Covered Call Strategies for All Market Conditions

Post on: 28 Апрель, 2015 No Comment

Covered Call Strategies for All Market Conditions

Covered call strategies are popular with options sellers due to their capacity to generate regular income over time. In markets that rise or trade sideways, the call option premium supplies the income, and in falling markets, this same premium offsets the losses. Investors have used covered calls for more than 30 years. Theyre so popular that in 2002 the Chicago Board Options Exchange released the first major benchmark index for covered call strategies the CBOE S&P 500 BuyWrite Index (code BXM).

To make the best returns from covered calls, its generally necessary to apply them to stocks and shares with a much higher historical volatility. Although this appears somewhat counterintuitive, research has revealed and even Warren Buffett has commented that there is no correlation between beta and risk. The key reason why these volatile stocks can be so appealing is that theyre able to return 40%+ per annum not necessarily because the stock price is going to rise dramatically but because the inflated option prices reflect the expectations for underlying stock volatility.

But covered call strategies also carry a measure of risk so we need to apply the right approach to different market conditions. The worst case scenario is when you purchase a stock, write out-of-the-money covered calls above the purchase price and then the same stock price takes a big dive soon after. In cases like this, the option premium you have just received will probably not cover the capital loss on the shares themselves.

So what can you do?

Your original sold OTM calls will be significantly devalued by now, so you could buy them back for a song and then sell more at a lower strike price. This would bring in further premium to offset the capital loss on the shares. But if youre relying on covered call strategies for a regular income you wont be making anything on those shares this month and if the price continues to decline, you may even have to take a loss.

So while writing OTM covered calls is great for a sideways or bullish outlook for a given share, it may not be the best idea when they are near their price peaks. You could purchase protective OTM puts at strike prices below the share purchase price but this would lower your overall income. Protective puts are a better strategy if youre more investor than trader minded and plan to hold the shares for some time.

Nevertheless, in a bullish trend, OTM covered calls give the best outcome you receive option premium plus a capital gain on the shares themselves. But for this strategy to work, you should use the best research tools to increase the probability of success. In this regard, the Investors Business Daily online Power Tools can give you the Top 20 US companies by Earnings Per Share. Add to that their own 12 month Relative Strength Ranking and with these two fundamental indicators you can be assured of much greater confidence that your chosen stock will continue to rise.

What About a Bear Market?

If the market as a whole has turned bearish, you can still make a regular income with the right covered call strategies. In this case, the best alternative is to sell IN-the-money call options over your shares. The intrinsic value in your sold call options will work in your favour should the underlying price fall. If these options become OUT-of-the-money you will be able to buy them back for a much cheaper price than you sold them for, thus making a profit. In the meantime the extra premium you have received will provide a much greater buffer against falling share prices than out-of-the-money premiums.

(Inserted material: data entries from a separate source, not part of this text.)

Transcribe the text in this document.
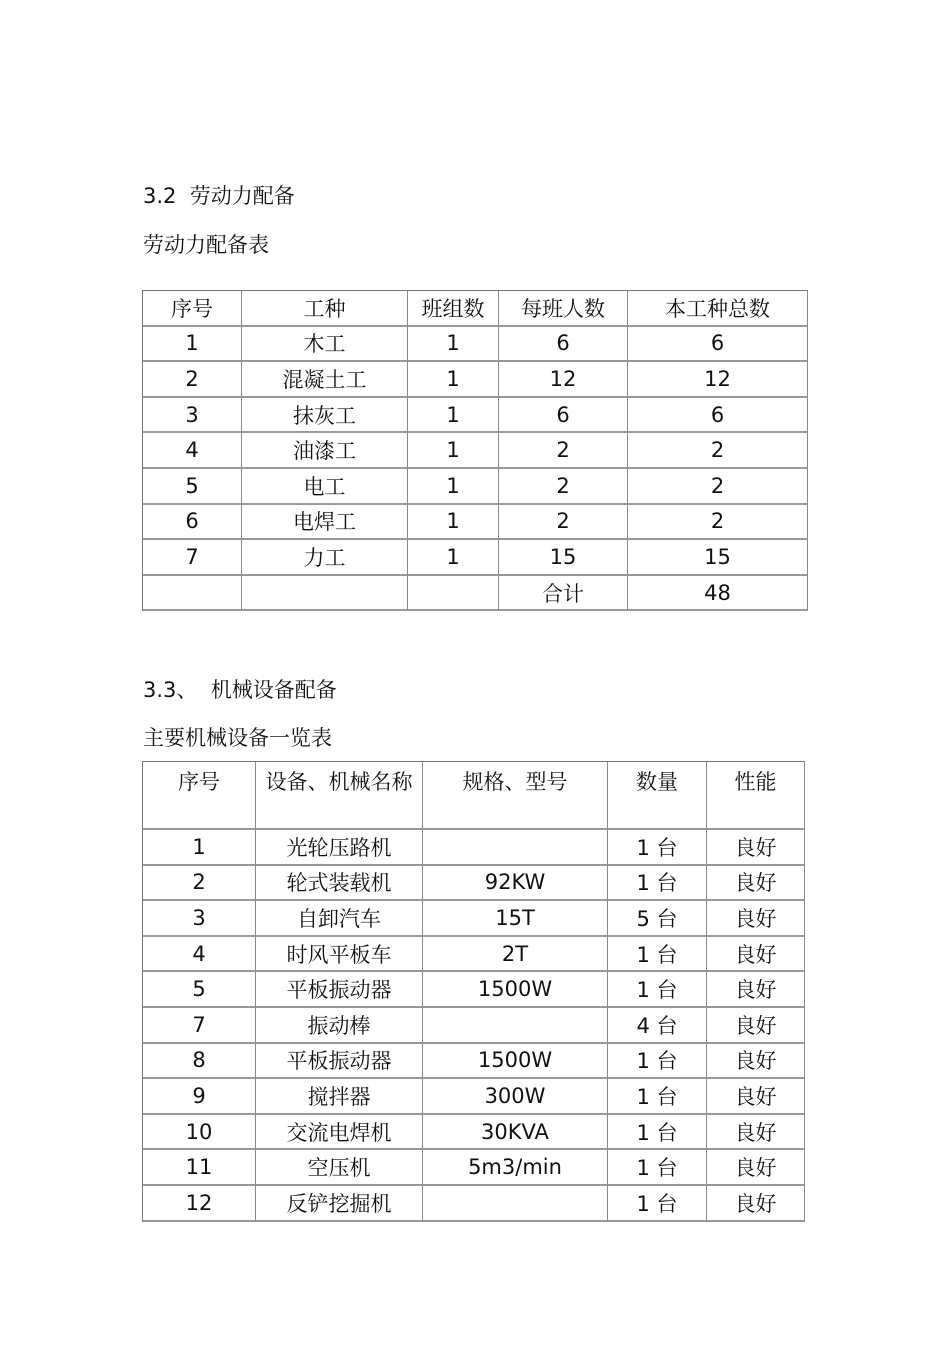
3.2  劳动力配备
劳动力配备表
序号	工种	班组数	每班人数	本工种总数
1	木工	1	6	6
2	混凝土工	1	12	12
3	抹灰工	1	6	6
4	油漆工	1	2	2
5	电工	1	2	2
6	电焊工	1	2	2
7	力工	1	15	15
			合计	48
3.3、  机械设备配备
主要机械设备一览表
序号	设备、机械名称	规格、型号	数量	性能
1	光轮压路机		1 台	良好
2	轮式装载机	92KW	1 台	良好
3	自卸汽车	15T	5 台	良好
4	时风平板车	2T	1 台	良好
5	平板振动器	1500W	1 台	良好
7	振动棒		4 台	良好
8	平板振动器	1500W	1 台	良好
9	搅拌器	300W	1 台	良好
10	交流电焊机	30KVA	1 台	良好
11	空压机	5m3/min	1 台	良好
12	反铲挖掘机		1 台	良好
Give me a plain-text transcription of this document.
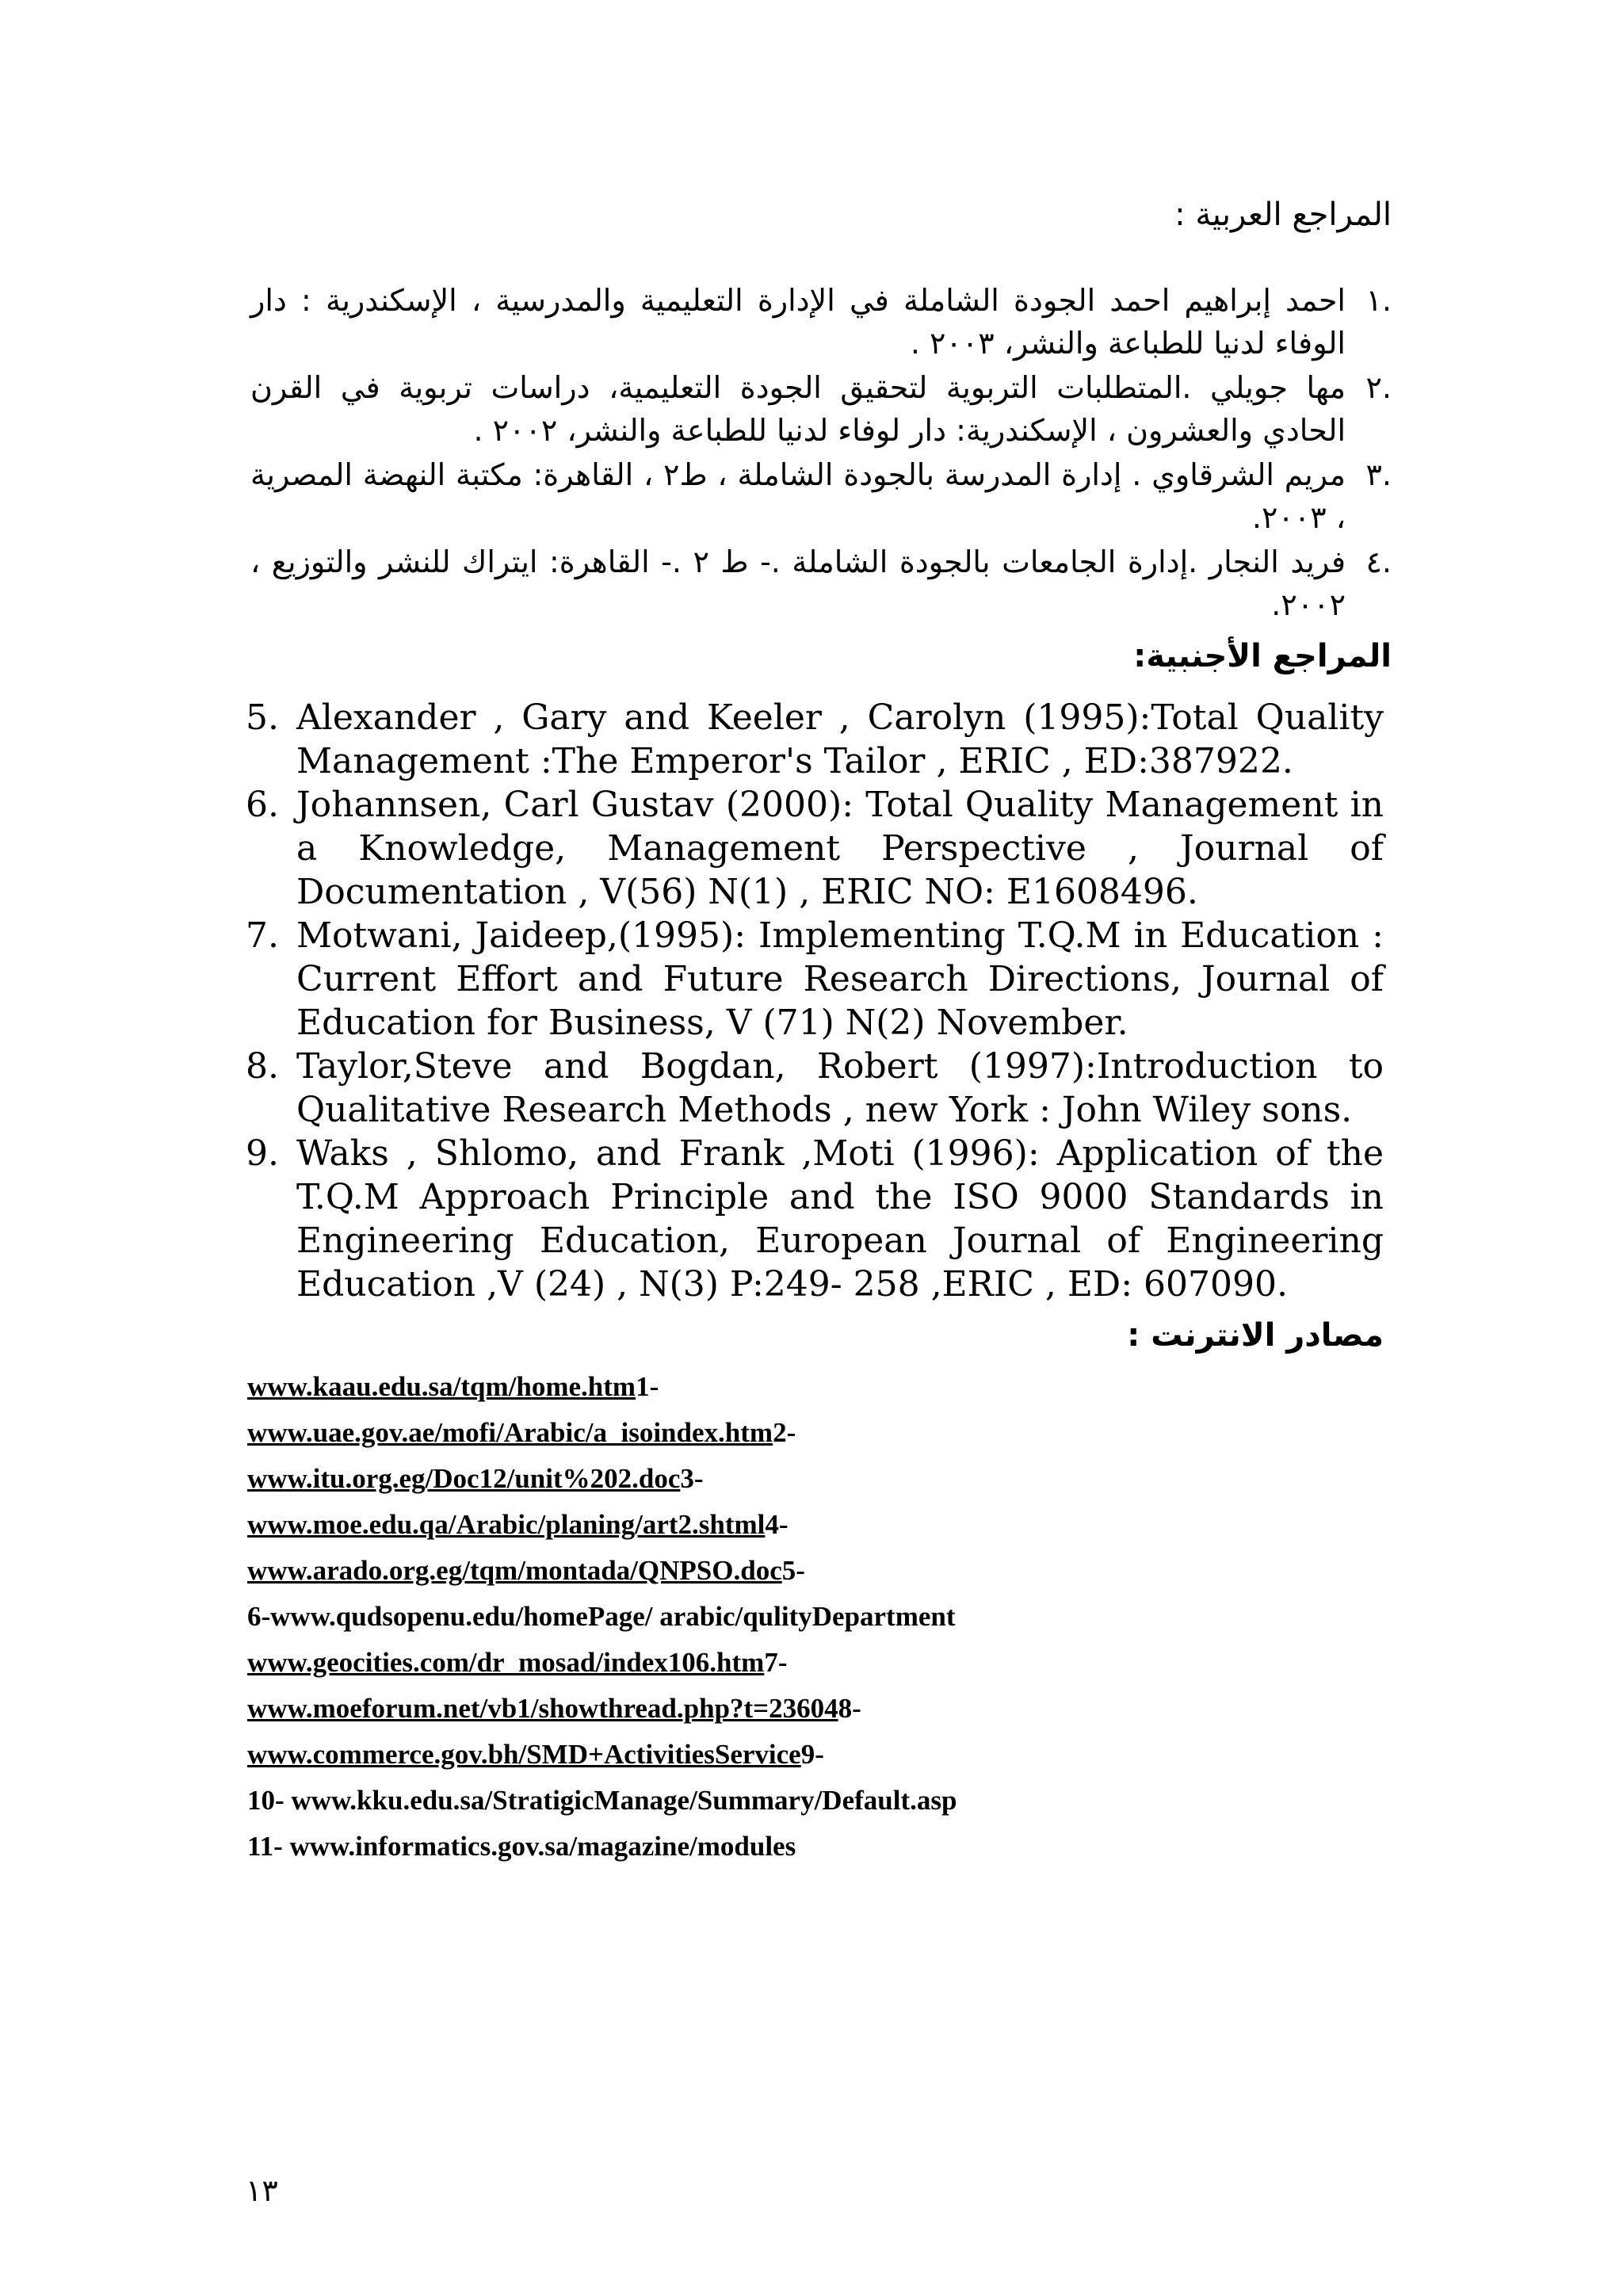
المراجع العربية :
.١
احمد إبراهيم احمد الجودة الشاملة في الإدارة التعليمية والمدرسية ، الإسكندرية : دار الوفاء لدنيا للطباعة والنشر، ٢٠٠٣ .
.٢
مها جويلي .المتطلبات التربوية لتحقيق الجودة التعليمية، دراسات تربوية في القرن الحادي والعشرون ، الإسكندرية: دار لوفاء لدنيا للطباعة والنشر، ٢٠٠٢ .
.٣
مريم الشرقاوي . إدارة المدرسة بالجودة الشاملة ، ط٢ ، القاهرة: مكتبة النهضة المصرية ، ٢٠٠٣.
.٤
فريد النجار .إدارة الجامعات بالجودة الشاملة .- ط ٢ .- القاهرة: ايتراك للنشر والتوزيع ، ٢٠٠٢.
المراجع الأجنبية:
5. Alexander , Gary and Keeler , Carolyn (1995):Total Quality Management :The Emperor's Tailor , ERIC , ED:387922.
6. Johannsen, Carl Gustav (2000): Total Quality Management in a Knowledge, Management Perspective , Journal of Documentation , V(56) N(1) , ERIC NO: E1608496.
7. Motwani, Jaideep,(1995): Implementing T.Q.M in Education : Current Effort and Future Research Directions, Journal of Education for Business, V (71) N(2) November.
8. Taylor,Steve and Bogdan, Robert (1997):Introduction to Qualitative Research Methods , new York : John Wiley sons.
9. Waks , Shlomo, and Frank ,Moti (1996): Application of the T.Q.M Approach Principle and the ISO 9000 Standards in Engineering Education, European Journal of Engineering Education ,V (24) , N(3) P:249- 258 ,ERIC , ED: 607090.
مصادر الانترنت :
www.kaau.edu.sa/tqm/home.htm1-
www.uae.gov.ae/mofi/Arabic/a_isoindex.htm2-
www.itu.org.eg/Doc12/unit%202.doc3-
www.moe.edu.qa/Arabic/planing/art2.shtml4-
www.arado.org.eg/tqm/montada/QNPSO.doc5-
6-www.qudsopenu.edu/homePage/ arabic/qulityDepartment
www.geocities.com/dr_mosad/index106.htm7-
www.moeforum.net/vb1/showthread.php?t=236048-
www.commerce.gov.bh/SMD+ActivitiesService9-
10- www.kku.edu.sa/StratigicManage/Summary/Default.asp
11- www.informatics.gov.sa/magazine/modules
١٣
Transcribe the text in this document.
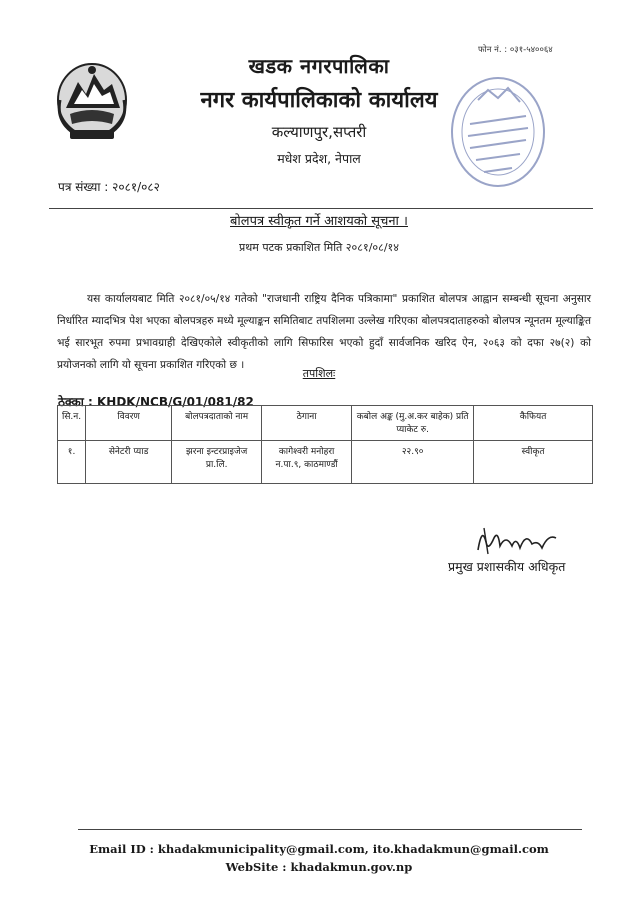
फोन नं. : ०३१-५४००६४
खडक नगरपालिका
नगर कार्यपालिकाको कार्यालय
कल्याणपुर,सप्तरी
मधेश प्रदेश, नेपाल
पत्र संख्या : २०८१/०८२
बोलपत्र स्वीकृत गर्ने आशयको सूचना ।
प्रथम पटक प्रकाशित मिति २०८१/०८/१४

यस कार्यालयबाट मिति २०८१/०५/१४ गतेको "राजधानी राष्ट्रिय दैनिक पत्रिकामा" प्रकाशित बोलपत्र आह्वान सम्बन्धी सूचना अनुसार निर्धारित म्यादभित्र पेश भएका बोलपत्रहरु मध्ये मूल्याङ्कन समितिबाट तपशिलमा उल्लेख गरिएका बोलपत्रदाताहरुको बोलपत्र न्यूनतम मूल्याङ्कित भई सारभूत रुपमा प्रभावग्राही देखिएकोले स्वीकृतीको लागि सिफारिस भएको हुदाँ सार्वजनिक खरिद ऐन, २०६३ को दफा २७(२) को प्रयोजनको लागि यो सूचना प्रकाशित गरिएको छ ।

तपशिलः
ठेक्का : KHDK/NCB/G/01/081/82
सि.न.	विवरण	बोलपत्रदाताको नाम	ठेगाना	कबोल अङ्क (मु.अ.कर बाहेक) प्रति प्याकेट रु.	कैफियत
१.	सेनेटरी प्याड	झरना इन्टरप्राइजेज प्रा.लि.	कागेश्वरी मनोहरा न.पा.९, काठमाण्डौं	२२.९०	स्वीकृत
प्रमुख प्रशासकीय अधिकृत
Email ID : khadakmunicipality@gmail.com, ito.khadakmun@gmail.com
WebSite : khadakmun.gov.np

Once the share price has fallen significantly (but not as low as your ITM call option strike price) you buy to close the sold options and immediately sell MORE in-the-money calls at a still lower strike price. The profits you make under these conditions are from the time value of the options, which if prices have become volatile may also include some decent implied volatility to increase your returns.

Covered Call Strategies for All Market Conditions

And Sideways Markets

If youve observed a share price which is stuck in a narrow range and unlikely to move much either way in the short term, its very likely that option prices will be cheaper due to low implied volatility. This will reduce your income, which is what you exchange for lower perceived risk. For stocks like these you should consider writing AT-the-money call options over the stock. You will receive more premium than for OTM calls and since the stock price isnt really going anywhere, you just rinse and repeat each month until things change.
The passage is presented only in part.